Standard & Poor's has released its six months forecast for the Aerospace & Defense Industry, recommending investors caution regarding defense companies for the near term, the war on terrorism and concerns in the Middle East notwithstanding. The leader in global financial research and investment analysis says that the current military action in Afghanistan will not necessarily lead to outsize long term earning growth and return on capital for defense contractors. The forecast is part of Standard & Poor's Industry Survey on Aerospace and Defense, a study produced every six months by the firm's senior equity analysts. Standard & Poor's Industry Surveys series keep a watchful eye on 52 US industries, offering insights into trends and conditions that affect leading companies' market performance.

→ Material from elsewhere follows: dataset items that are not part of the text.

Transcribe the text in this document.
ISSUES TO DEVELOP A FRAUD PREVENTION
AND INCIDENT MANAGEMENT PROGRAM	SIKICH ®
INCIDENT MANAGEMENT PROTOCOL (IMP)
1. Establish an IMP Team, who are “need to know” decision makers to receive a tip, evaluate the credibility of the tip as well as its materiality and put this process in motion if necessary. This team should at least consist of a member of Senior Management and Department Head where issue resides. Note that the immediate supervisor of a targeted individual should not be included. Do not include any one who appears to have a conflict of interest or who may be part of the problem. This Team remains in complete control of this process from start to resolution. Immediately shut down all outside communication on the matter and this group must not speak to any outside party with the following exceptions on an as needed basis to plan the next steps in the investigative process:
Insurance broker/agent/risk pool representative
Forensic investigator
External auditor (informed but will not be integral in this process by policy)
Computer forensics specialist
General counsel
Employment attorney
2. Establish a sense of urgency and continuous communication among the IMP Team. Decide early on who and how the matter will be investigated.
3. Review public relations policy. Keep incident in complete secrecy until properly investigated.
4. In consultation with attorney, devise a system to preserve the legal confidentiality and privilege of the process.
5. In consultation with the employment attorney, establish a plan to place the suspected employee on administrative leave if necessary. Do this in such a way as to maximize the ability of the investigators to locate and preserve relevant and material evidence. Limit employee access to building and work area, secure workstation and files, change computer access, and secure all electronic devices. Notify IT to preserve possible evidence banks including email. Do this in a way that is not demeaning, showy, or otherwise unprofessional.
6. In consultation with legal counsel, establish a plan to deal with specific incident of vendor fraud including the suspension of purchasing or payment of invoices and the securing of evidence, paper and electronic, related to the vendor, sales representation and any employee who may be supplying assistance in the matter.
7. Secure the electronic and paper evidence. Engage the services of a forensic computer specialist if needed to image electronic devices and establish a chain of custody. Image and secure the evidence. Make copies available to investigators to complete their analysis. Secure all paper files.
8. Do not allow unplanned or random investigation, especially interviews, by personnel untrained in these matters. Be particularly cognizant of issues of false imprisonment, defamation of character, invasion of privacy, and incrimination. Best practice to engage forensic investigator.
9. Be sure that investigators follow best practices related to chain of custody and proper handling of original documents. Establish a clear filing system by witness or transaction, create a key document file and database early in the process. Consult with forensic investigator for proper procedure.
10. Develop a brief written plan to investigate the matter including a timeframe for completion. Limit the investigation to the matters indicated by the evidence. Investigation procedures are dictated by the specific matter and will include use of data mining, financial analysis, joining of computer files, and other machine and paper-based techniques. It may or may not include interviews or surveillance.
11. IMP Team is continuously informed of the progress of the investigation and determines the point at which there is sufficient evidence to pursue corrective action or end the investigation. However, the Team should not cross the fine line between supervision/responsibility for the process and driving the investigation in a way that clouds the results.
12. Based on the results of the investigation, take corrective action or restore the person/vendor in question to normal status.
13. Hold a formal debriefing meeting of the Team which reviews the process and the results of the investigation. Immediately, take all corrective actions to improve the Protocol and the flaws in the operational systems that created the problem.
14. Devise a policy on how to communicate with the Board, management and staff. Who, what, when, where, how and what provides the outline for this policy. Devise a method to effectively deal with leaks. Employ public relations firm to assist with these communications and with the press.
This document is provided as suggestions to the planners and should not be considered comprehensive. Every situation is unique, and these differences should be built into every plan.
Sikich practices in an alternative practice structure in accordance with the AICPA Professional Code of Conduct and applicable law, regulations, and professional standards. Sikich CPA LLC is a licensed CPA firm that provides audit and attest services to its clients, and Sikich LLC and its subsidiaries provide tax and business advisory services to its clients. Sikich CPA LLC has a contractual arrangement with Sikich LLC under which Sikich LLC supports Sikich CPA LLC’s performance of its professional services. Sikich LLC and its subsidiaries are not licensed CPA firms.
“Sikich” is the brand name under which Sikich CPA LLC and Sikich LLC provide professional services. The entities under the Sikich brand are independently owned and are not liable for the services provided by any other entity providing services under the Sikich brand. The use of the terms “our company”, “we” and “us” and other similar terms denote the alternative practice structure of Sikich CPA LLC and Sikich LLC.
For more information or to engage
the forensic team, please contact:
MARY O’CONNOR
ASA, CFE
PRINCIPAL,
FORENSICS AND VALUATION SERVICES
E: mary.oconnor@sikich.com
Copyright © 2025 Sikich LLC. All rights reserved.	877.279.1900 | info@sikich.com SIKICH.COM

The Industry Survey for the Aerospace and Defense Industry looks at the issues affecting all segments of the aerospace and defense industry, including: the commercial aircraft market (large jet, regional jet, small jet and business jet segments) and the impact for airframe manufacturers such as Boeing and General Dynamics; the impact of procurement reforms on defense companies cash flow and ROE; and the challenges ahead for the space industry after the '90s boom that was fueled by the telecommunications industry investments in satellites.
"The defense industry's demand drivers are much more volatile than is widely believed, and increased domestic pressure for spending on social issues means that we are not likely to see Congressional approval of new, outsized Pentagon spending programs," said Robert Freedman, CPA, Standard & Poor's Aerospace & Defense analyst and author of the survey. "Adding to this constraint, many of the defense projects which are poised for approval, like missile defense, are lower-margin, R&D programs for contractors," he continues. "These factors could materially hamper earnings growth for pure-play defense companies like Lockheed-Martin, Northrop-Grumman and Raytheon. Given current prices, investors in defense stocks may be setting themselves up for disappointment down the road."